Falsely Yelling Fire, Clear Present Danger, and Idea Market: Oliver Wendall Holmes Jr, born 1841 March 8th

Justice Holmes courtroom is going to the dogs.

Oliver Wendell Holmes, Jr. was born in Boston on March 8, 1841. The justice is remembered today primarily for his dissenting opinions arguing that judges should not impose their policy preferences by finding unwritten rights in the Constitution. But Holmes spent the prime of his life in the library researching the English common law — and his most important takeaway was that judges had always made the law on the basis of their policy judgments.

Revered for his contributions to First Amendment jurisprudence, Holmes nonetheless denigrated those whose views he would protect as “poor and puny anonymities.” He insisted that “persecution for the expression of opinions seems to me perfectly logical.” He defended free speech as “an experiment, as all life is an experiment.”

Injecting science into the law and elegance into his prose, Holmes wrote that the law “is forever adopting new principles from life at one end, and it always retains old ones from history at the other.” It is not “a brooding omnipresence in the sky” but rather something that keeps pace with the “felt necessities of the time, the prevalent moral and political theories, intuitions of public policy, avowed or unconscious, even the prejudices which judges share with their fellow-men.” The law, in Holmes’s view, is a balancing act: It evolves and adapts and at the same time always endeavors to get things right.

We may disagree with Holmes on some decision. But in the end, there is something grand about the man. He was a seeker who strove to make the law just—or as just as possible in a fallible world populated by fallible people. He saw America as an unfinished experiment to which he was committed, and he viewed himself a pragmatist, and not in today’s sense of someone who wants to duck ideological fights or labels but rather as someone who endeavored to read the law realistically and with honesty and caution.

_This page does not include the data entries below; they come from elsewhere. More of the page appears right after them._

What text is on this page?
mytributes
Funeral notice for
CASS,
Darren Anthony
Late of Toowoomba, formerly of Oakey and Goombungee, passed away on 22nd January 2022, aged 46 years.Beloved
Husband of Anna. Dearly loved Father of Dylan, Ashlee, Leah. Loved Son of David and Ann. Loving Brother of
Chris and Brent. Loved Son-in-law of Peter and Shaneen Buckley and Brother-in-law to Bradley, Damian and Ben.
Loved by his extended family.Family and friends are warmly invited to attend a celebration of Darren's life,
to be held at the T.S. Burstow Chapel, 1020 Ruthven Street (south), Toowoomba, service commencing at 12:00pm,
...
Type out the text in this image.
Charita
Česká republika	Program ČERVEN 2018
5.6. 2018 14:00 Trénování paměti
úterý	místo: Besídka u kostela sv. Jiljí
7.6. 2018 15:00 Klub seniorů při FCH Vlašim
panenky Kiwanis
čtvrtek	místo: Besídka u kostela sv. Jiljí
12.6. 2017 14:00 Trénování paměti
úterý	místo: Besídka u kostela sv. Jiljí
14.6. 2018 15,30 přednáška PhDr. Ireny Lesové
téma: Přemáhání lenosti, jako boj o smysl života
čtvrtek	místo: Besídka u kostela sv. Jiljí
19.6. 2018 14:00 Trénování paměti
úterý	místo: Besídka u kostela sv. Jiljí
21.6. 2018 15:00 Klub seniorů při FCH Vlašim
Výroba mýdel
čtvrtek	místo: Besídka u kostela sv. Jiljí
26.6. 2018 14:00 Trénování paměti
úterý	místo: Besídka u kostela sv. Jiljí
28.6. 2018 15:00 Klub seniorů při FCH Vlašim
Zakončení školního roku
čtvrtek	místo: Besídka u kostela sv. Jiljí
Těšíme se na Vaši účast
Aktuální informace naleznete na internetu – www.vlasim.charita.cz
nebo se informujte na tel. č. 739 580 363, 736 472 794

Holmes began to take on the role of activist civil libertarian with two sedition cases that originated in the United States’ involvement in World War I. In Schenck v. United States (1919), Holmes delivered the majority opinion upholding the conviction of socialist Charles Schenck, who had been charged with violating the Espionage Act of 1917 by attempting to discourage draftees from responding to draft notices.

Later that same year, in Abrams v. United States (1919), Holmes dissented, along with Justice Louis D. Brandeis, when the Court upheld the convictions of five petitioners also charged under the Espionage Act of 1917. In his dissent, Holmes stated that the principle of free speech remained the same during war time as in peace time; he reiterated his belief that congressional restraints on speech were permissible only when speech constituted a “present danger of immediate evil or an intent to bring it about.”

Holmes did not believe his dissent in Abrams was inconsistent with his opinion in Schenck. In any case, it was Holmes’s dissenting opinion that ultimately came to shape our understanding of First Amendment rights. Holmes’s opinion in Abrams (which was joined by Justice Louis Brandeis) helped to reframe how the First Amendment would be understood thereafter. Even writing a dissenting opinion, Holmes lent his prestige and eloquence, which had an enormous impact on all subsequent discussions of free speech.